A good prop process is cold-blooded: devig first, estimate the outcome distribution, compare probabilities, then size only if the edge survives.

How should you turn a player prop line into a fair price?

A player prop fair price is the market's clean estimate of the over or under after removing the sportsbook margin. The important distinction is that a prop is not priced from a single projection number alone. It is priced from a distribution of possible outcomes: how often the player lands above the line, how often they land below it, and how much uncertainty sits around role, matchup, pace, and game script.

The workflow is to convert both sides of the prop into implied probabilities, then normalize those probabilities so they add to 100%. That no-vig probability becomes the baseline. If the over is posted at a price that implies 55% before removing margin, the true market baseline may be lower after the under is included and the hold is stripped out. That matters because props often carry more vig than major spreads or moneylines.

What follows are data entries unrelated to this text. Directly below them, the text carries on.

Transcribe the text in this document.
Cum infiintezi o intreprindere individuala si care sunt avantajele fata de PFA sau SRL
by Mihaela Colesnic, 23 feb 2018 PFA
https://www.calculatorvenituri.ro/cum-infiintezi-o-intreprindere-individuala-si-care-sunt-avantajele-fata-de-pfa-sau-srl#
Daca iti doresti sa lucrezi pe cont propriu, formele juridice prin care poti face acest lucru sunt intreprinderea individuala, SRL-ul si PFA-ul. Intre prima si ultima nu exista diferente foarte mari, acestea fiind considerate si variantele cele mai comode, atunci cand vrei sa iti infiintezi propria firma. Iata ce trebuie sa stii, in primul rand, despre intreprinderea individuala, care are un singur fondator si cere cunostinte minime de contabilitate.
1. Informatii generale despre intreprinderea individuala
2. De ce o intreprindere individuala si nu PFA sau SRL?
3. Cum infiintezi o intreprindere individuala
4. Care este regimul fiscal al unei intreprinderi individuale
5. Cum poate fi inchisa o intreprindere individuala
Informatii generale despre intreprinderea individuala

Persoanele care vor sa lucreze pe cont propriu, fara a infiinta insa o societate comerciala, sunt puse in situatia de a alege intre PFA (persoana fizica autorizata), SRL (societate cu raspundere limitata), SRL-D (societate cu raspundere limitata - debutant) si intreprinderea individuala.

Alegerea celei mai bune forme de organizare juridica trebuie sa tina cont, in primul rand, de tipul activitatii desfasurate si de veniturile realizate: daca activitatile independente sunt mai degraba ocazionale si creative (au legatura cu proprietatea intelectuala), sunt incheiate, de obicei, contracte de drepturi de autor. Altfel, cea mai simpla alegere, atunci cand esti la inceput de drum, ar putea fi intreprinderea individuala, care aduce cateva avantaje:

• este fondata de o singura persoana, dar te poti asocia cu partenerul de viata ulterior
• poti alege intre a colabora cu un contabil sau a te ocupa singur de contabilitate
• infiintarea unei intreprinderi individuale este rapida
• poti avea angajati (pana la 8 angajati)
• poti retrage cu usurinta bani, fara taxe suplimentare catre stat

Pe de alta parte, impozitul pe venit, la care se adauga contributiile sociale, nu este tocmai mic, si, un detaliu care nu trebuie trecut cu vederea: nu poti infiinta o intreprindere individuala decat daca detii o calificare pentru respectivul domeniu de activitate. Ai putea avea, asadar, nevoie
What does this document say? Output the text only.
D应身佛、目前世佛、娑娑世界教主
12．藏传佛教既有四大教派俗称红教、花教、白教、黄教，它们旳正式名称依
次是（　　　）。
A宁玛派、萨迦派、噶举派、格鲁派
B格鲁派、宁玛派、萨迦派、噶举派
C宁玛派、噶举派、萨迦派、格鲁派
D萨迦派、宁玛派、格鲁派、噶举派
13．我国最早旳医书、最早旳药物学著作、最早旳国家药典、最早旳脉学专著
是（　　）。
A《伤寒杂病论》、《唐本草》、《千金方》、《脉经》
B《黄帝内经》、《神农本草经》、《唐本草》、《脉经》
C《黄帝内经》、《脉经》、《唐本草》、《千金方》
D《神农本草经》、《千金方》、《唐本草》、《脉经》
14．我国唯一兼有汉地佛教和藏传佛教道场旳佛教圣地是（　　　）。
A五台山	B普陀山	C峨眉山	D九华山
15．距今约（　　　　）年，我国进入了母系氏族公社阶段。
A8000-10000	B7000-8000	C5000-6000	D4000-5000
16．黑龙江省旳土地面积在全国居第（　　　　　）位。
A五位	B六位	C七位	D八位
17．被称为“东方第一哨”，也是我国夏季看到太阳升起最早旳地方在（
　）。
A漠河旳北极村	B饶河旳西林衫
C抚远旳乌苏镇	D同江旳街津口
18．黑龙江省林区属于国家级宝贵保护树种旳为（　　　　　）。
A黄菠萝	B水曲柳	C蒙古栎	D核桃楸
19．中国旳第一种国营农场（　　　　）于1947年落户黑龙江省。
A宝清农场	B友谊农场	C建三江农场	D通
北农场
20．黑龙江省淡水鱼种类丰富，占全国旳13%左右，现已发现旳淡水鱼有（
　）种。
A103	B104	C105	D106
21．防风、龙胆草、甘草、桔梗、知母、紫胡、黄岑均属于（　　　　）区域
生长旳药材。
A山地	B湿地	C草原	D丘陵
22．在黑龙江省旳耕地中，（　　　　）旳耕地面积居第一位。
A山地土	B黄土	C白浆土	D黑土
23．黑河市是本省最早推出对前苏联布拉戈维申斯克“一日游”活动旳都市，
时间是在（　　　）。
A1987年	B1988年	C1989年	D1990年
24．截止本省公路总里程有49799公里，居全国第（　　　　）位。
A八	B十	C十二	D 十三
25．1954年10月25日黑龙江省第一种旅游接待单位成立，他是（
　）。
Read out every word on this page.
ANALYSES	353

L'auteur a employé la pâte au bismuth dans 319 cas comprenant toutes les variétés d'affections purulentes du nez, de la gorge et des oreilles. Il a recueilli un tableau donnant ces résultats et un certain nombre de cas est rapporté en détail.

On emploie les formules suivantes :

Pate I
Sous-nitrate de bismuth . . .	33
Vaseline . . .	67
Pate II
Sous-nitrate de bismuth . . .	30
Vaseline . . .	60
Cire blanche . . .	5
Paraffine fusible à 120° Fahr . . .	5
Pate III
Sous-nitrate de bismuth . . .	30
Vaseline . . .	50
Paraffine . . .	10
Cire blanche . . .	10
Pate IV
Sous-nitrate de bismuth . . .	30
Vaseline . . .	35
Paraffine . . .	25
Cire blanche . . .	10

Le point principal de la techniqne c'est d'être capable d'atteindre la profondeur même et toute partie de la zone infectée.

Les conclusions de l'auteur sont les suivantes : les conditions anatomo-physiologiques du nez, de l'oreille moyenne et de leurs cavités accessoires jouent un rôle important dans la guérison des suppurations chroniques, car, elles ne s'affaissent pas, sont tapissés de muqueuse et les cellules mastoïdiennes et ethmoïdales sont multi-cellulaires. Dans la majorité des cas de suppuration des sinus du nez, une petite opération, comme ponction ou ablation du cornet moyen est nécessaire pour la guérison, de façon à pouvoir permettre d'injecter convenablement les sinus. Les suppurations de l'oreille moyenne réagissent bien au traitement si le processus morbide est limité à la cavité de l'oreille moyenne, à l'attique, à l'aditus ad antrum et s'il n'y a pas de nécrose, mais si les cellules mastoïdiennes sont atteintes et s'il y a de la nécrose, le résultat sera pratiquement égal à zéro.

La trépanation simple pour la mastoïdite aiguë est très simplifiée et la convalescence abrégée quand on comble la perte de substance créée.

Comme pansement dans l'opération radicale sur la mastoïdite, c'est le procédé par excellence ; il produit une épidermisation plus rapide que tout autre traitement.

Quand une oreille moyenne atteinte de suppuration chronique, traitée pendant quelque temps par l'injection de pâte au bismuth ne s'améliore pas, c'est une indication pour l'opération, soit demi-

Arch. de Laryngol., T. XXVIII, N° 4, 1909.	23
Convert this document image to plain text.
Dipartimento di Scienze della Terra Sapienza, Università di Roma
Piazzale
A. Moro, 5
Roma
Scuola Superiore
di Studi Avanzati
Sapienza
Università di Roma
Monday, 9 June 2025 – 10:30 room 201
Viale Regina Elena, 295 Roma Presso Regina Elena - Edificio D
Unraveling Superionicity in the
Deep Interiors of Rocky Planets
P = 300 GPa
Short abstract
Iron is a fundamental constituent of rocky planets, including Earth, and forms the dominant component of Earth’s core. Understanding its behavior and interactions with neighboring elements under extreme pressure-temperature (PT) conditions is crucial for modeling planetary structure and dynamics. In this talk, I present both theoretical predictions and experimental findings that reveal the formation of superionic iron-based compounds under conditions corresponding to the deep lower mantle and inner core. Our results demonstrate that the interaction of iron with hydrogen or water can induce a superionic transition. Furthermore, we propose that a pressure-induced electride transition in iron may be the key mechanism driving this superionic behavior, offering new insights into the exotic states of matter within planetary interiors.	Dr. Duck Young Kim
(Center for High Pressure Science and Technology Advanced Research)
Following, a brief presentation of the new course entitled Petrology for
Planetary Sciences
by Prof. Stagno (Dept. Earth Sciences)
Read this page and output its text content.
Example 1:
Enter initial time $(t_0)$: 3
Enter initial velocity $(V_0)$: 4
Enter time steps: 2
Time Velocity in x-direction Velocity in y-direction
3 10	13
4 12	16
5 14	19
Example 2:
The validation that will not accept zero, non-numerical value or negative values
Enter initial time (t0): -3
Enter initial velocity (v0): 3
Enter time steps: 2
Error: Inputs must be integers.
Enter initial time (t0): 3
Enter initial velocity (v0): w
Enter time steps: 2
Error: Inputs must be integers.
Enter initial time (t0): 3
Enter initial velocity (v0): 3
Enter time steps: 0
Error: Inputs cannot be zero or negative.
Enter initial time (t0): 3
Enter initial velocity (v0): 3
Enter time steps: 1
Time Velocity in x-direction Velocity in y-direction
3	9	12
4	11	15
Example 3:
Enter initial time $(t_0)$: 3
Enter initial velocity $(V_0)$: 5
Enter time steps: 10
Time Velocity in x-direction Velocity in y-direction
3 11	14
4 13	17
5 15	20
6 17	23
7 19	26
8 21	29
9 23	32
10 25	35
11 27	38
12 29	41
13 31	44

A projection only becomes actionable when it is distributional. A receiver projected for 62.5 yards against a 59.5-yard line does not automatically have value if the range of outcomes is wide. The useful question is how often the receiver clears 59.5 in the modeled distribution compared with the no-vig market probability.

Bet sizing should reflect that uncertainty. Even when the model shows an edge, props deserve smaller, disciplined stakes because role changes, injuries, late news, and lower market limits can move the true probability quickly. Fractional Kelly can help translate edge into bankroll exposure, but the input must be the devigged edge rather than the posted price. The fair price is the audit point: it separates a real probability disagreement from a line that only looks attractive because the juice is hidden.

What is a fair price for a player prop? visual summary from SharkSnip.

Which tools and guides support this answer?

Which free desk tools are referenced?

Which guides expand this answer?

What else should bettors know?

Is a projection above the prop line enough to bet the over?

No. A projection above the line only points you toward a side. You still need the probability of the over and must compare it to the no-vig market probability.

Why are player props harder to price than spreads?

Props are more sensitive to role, variance, injuries, and playing time. They also often carry higher sportsbook margin, so weak edges get taxed harder.

What makes a player prop positive EV?

A prop is positive EV when your true win probability is higher than the break-even probability implied by the price after accounting for vig.